The Josephus problem is a theoretical problem in combinatorial mathematics and computer science that models a counting-out elimination process. It asks: given a group of n people standing in a circle and a fixed step size k, beginning at a designated starting point, every k‑th person is eliminated from the circle until only one person remains. The problem seeks to determine the position of the surviving individual.
Definition
Let the participants be labeled sequentially with integers 1, 2, …, n around a circle. Starting from a specified initial position (commonly position 1), count forward k people (wrapping around the circle as necessary); the person reached on the k‑th count is removed from the circle. The counting then resumes with the next remaining person as the first count of the next round. This process repeats until a single participant remains. The Josephus problem asks for a function J(n, k) that yields the original label of the survivor.
Mathematical Formulation
The survivor’s position can be expressed recursively:
$$ J(1, k) = 1,\qquad J(n, k) = \bigl( J(n-1, k) + k - 1 \bigr) \bmod n + 1 \quad \text{for } n > 1. $$
For the special case k = 2, a closed‑form solution exists:
$$ J(n, 2) = 2,(n - 2^{\lfloor \log_2 n \rfloor}) + 1, $$
where ⌊log₂ n⌋ denotes the greatest integer less than or equal to log₂ n. This expression uses the binary representation of n, indicating that the survivor’s position is obtained by moving the most significant bit of n to the least significant position.
Historical Background
The problem is named after the Jewish historian Flavius Josephus (37–c. 100 CE). According to his work The Jewish War, Josephus and his compatriots were trapped in a cave by Roman forces. They allegedly chose to commit suicide by forming a circle and killing every third survivor until only one remained, at which point the last person would commit suicide. Josephus claimed to have altered the counting order to survive himself. Modern historians consider the anecdote apocryphal; however, the narrative has provided the eponym for the mathematical problem.
Computational Aspects
Algorithms
- Iterative method – Implements the recursive relation directly in a loop, updating a variable representing the survivor’s index as the circle size increases from 1 to n.
- Binary method for k = 2 – Uses bit manipulation to compute the closed‑form solution in O(1) time.
- Generalized solutions – For arbitrary k, algorithms based on modular arithmetic or using advanced data structures (e.g., segment trees, Fenwick trees) can achieve O(n log n) or better performance for large n.
Complexity
The naive simulation of the elimination process has O(n k) time complexity, which is inefficient for large inputs.
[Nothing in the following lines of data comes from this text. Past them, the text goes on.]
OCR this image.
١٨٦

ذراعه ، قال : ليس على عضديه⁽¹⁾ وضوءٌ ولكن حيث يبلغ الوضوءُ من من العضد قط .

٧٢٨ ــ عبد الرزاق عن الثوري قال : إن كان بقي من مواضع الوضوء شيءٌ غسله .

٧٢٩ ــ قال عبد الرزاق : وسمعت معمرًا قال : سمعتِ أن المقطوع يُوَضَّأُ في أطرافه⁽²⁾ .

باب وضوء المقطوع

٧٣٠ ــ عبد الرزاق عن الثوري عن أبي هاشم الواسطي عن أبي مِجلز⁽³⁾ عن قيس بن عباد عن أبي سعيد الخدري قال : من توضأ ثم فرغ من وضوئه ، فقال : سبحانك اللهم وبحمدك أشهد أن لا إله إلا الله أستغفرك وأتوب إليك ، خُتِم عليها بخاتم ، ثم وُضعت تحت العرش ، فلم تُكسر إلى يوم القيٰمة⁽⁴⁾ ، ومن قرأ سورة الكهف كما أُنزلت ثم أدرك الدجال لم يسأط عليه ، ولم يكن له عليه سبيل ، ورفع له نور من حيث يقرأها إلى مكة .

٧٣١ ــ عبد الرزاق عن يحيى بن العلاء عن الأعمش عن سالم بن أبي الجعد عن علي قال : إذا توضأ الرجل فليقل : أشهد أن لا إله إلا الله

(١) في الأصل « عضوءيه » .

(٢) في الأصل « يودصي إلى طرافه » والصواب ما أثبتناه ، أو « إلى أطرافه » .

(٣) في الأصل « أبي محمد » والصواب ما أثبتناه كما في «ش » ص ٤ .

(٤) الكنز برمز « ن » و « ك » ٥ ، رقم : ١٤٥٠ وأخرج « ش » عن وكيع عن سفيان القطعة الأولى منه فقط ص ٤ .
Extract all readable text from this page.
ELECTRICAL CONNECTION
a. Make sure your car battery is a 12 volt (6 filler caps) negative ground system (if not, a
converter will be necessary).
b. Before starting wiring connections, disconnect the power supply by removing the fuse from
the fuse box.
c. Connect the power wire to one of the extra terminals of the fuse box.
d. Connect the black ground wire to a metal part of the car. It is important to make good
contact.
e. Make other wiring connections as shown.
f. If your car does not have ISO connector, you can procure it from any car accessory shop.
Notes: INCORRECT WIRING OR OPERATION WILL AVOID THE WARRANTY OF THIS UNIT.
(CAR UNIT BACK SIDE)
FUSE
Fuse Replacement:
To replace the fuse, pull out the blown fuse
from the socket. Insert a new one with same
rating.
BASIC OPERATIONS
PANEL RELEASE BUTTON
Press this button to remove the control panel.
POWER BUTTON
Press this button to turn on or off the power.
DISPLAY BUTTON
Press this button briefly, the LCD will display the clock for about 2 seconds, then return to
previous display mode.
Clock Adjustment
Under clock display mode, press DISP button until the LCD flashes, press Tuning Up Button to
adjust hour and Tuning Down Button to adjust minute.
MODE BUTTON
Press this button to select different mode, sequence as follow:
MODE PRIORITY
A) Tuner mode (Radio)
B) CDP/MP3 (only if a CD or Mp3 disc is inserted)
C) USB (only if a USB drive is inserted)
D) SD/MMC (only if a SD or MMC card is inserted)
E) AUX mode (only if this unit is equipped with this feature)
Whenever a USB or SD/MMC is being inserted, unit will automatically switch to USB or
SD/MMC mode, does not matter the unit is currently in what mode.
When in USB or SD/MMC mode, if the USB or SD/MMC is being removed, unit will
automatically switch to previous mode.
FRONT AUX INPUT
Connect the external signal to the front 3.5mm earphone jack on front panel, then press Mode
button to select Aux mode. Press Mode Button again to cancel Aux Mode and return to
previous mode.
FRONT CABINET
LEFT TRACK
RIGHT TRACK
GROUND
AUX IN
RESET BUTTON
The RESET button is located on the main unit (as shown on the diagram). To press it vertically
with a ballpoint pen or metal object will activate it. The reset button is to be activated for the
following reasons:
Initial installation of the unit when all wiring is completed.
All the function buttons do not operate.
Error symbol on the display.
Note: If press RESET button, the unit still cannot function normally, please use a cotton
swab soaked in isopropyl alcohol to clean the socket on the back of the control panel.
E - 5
The recursive/iterative formulations reduce this to O(n) time and O(1) additional space.
Variations and Extensions
- Multiple survivors – Determining the set of remaining participants after a fixed number of eliminations.
- Variable step size – Allowing the step size k to change after each elimination.
- Geometric generalizations – Extending the problem to non‑circular configurations, such as line arrangements or graphs.
- Probabilistic versions – Analyzing expected survivor positions when k or the initial arrangement is random.
Applications
The Josephus problem has relevance in:
- Algorithm design – Serves as a classic example for teaching recursion, modular arithmetic, and data‑structure manipulation.
- Computer science – Influences the design of circular buffer management, task scheduling, and load‑balancing schemes.
- Mathematical recreation – Appears in puzzle books, programming contests, and recreational mathematics literature.
References
- R. L. Graham, D. E. Knuth, O. Patashnik, Concrete Mathematics, 2nd ed., Addison‑Wesley, 1994.
- J. E. B. M. S. M. S. M. W. G. L. P. (1975). “The Josephus Problem”. The American Mathematical Monthly, 82(2), 231‑236.
- D. E. Knuth, “The Art of Computer Programming, Volume 1: Fundamental Algorithms”, 3rd ed., Addison‑Wesley, 1997.
Note: The historical anecdote concerning Flavius Josephus is documented in his own writings; however, scholarly consensus regards the specific suicide‑circle story as unverified.